Ludmilla, dabbing her cheeks with a tissue, gazes at her with amused malevolence. “They bite.”

“I don’t think so.”

“They are my dogs, not your dogs, but if you want get bite, suit yourself.”

Suit yourself
is something Arslan says because it is something Joan says. She taught him, and now he has taught Ludmilla. Joan gives the dachshunds a final rub—one bares a set of tiny, sharp ivory teeth at her, as dainty and menacing as his mistress—and stands up. Ludmilla turns away to watch Arslan pirouette at center stage (he is a prince! it is his wedding day!) as the music accelerates and sweat flies from his hair. Arslan is racing the conductor, trying to squeeze in more turns. When he is done, the audience will let loose the huge, docile roar of amazement they always do. The ovation is a given, but he will still earn it. He is extraordinary. The audience loves him for being extraordinary and also for having been born to the enemy, for coming to dance for them instead.

The end of the music. His last turn squeaks around a beat late. The roar explodes from the belly of the theater, blasts out to the
back of the house. Arslan bows, bows again, gives a modest flick of his head. Ludmilla draws herself up, raises her arms over her head, and steps briskly out from the wings. Her variation begins, but Joan does not watch.
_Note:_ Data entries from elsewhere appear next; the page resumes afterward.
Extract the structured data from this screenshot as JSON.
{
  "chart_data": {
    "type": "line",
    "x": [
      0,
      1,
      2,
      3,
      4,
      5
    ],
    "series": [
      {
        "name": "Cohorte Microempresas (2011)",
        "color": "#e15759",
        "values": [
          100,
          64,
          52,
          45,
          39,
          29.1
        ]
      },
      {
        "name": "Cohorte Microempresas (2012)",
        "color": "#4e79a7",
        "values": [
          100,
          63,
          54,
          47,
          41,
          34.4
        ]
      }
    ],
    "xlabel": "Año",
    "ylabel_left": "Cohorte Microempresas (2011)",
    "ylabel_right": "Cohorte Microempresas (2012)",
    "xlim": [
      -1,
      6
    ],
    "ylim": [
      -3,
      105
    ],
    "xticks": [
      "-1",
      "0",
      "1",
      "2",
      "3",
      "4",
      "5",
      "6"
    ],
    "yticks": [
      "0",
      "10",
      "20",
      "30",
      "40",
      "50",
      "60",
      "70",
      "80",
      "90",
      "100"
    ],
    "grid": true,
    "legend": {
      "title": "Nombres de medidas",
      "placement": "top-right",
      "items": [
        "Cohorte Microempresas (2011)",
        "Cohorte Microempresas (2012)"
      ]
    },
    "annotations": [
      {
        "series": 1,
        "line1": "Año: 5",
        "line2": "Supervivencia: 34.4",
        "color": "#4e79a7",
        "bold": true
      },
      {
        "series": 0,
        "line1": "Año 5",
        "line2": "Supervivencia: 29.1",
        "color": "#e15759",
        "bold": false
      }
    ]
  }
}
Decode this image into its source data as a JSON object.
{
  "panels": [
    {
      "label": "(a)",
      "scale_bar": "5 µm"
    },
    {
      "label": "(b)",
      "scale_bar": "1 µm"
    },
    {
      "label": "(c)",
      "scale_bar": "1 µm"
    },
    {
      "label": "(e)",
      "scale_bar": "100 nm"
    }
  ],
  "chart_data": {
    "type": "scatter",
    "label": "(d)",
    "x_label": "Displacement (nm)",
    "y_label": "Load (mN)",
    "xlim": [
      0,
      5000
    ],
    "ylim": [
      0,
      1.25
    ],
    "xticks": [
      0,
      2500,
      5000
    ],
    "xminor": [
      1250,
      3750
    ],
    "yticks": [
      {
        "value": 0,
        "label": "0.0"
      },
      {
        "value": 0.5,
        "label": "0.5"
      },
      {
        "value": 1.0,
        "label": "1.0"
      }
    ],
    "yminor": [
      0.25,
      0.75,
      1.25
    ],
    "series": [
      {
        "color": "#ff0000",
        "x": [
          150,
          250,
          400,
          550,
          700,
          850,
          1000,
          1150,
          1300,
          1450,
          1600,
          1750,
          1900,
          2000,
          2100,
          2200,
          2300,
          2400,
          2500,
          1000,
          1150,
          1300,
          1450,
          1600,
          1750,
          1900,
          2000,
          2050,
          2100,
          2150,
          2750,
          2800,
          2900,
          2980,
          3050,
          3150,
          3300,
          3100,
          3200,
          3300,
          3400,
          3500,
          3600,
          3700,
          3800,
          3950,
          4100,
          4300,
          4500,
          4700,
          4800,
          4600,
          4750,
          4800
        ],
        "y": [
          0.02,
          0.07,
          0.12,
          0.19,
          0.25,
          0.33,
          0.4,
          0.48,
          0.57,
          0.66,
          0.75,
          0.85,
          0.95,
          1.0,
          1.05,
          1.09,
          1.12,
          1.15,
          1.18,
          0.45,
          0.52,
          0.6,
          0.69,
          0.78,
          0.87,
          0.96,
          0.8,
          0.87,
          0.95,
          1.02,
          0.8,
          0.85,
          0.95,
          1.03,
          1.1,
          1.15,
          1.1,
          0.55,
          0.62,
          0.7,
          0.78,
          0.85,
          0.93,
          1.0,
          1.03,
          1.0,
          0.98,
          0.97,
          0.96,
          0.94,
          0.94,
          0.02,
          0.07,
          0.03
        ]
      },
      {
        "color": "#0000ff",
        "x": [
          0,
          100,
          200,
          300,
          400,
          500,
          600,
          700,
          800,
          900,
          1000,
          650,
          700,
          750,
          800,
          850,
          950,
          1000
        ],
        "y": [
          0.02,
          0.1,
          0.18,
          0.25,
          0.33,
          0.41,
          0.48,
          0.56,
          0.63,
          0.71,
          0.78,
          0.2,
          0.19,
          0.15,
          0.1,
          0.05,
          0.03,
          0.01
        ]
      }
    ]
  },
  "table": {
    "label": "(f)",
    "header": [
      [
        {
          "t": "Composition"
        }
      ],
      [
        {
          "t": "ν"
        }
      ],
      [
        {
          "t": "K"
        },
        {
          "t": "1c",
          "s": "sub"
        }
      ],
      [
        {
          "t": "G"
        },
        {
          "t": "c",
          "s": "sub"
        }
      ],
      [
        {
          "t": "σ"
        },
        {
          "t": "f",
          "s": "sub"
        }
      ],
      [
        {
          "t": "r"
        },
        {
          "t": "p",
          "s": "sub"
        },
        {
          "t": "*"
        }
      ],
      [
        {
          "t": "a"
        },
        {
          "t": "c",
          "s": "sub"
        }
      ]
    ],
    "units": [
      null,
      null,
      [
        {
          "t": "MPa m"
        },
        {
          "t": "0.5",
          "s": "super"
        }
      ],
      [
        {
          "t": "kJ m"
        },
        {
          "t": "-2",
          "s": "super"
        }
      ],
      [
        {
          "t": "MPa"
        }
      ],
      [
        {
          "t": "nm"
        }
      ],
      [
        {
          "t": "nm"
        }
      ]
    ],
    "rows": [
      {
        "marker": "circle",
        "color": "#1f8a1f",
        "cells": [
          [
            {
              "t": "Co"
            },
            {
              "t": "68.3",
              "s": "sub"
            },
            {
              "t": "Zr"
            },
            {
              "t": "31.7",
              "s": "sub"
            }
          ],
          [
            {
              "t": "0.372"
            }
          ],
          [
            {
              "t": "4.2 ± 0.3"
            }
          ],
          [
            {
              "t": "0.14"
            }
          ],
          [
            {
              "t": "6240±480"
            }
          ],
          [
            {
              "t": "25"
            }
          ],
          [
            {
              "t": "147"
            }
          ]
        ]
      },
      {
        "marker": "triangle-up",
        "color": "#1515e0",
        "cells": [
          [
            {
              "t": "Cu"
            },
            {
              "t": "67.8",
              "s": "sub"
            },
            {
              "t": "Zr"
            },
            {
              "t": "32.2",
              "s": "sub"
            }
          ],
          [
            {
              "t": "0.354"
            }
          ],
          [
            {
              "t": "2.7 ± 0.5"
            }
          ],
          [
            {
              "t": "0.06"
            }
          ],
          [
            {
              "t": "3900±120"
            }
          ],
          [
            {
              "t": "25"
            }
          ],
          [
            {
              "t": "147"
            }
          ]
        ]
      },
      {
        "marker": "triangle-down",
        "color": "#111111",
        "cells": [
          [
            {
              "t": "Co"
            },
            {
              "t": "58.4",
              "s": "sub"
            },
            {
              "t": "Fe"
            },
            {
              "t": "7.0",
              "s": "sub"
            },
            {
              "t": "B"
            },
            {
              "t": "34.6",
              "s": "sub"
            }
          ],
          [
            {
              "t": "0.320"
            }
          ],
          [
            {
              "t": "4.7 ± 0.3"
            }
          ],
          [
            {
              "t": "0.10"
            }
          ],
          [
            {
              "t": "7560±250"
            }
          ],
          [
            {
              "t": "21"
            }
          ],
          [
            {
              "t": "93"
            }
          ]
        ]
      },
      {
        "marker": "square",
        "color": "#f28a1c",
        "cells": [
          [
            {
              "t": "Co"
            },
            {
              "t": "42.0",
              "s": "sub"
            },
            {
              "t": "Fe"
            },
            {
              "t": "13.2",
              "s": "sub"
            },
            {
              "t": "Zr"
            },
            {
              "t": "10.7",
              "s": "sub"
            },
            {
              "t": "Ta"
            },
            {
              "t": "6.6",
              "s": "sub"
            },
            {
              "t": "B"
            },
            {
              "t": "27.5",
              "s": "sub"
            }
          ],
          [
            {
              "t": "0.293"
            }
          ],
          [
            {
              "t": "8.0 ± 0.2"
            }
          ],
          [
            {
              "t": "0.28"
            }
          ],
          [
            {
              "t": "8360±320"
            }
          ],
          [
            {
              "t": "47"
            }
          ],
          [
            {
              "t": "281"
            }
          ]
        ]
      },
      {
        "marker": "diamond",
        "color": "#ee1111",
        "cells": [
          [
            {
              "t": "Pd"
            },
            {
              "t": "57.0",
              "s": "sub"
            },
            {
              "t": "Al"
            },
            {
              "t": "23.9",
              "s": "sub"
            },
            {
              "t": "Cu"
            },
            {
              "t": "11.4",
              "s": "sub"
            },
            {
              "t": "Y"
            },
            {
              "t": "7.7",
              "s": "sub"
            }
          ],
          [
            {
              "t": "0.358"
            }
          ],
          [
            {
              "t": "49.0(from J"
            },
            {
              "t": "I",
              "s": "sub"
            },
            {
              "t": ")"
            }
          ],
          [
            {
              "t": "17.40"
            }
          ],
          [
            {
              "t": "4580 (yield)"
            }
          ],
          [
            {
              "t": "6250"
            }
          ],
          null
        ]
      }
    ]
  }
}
Joan has known plenty of pregnant dancers but only a handful who stayed that way and only one who then returned to the company—a principal famous enough to be forgiven for the months of leave, her slow battle back into shape. For most of the women Joan knows, a child is unthinkable. The body has already been offered up; the body is spoken for. She is only eight weeks or so and still not showing, but she is surprised she hasn’t been found out. The dancers keep close surveillance on one another, report suspicions of weakness. Elaine might have guessed, Joan thinks, but it’s not her nature to interrogate or tattle. Usually they share a banana in the morning before class, but Joan, both nauseated and famished, has a new compulsion to toast frozen waffles and spread them with peanut butter. Elaine, eating her banana half, watches the passage of the sticky knife, says nothing. Mercifully, magically, Joan’s nausea tends to dissipate during morning class. She hasn’t betrayed herself by puking.

In July, after the blackout, she had faked a slight sprain and gone to visit Jacob in Chicago. He is not her boyfriend. In high school, they had explained themselves as best friends, proud of their status as a bonded but platonic pair, a relationship that seemed modern and cosmopolitan to them, worlds away from the short-lived, sweaty-palmed hormonal couplings happening around them. But Joan had known Jacob wanted more. For so long, he was too timid—and too proud—to try anything.

He had kissed her once, just before he left for college. It had been the kind of kiss that asks for something enormous. When she pushed him away, he was angry, and she had turned his anger around and punished him with it and hidden behind it. Then he left, and they wrote letters, which seemed safer.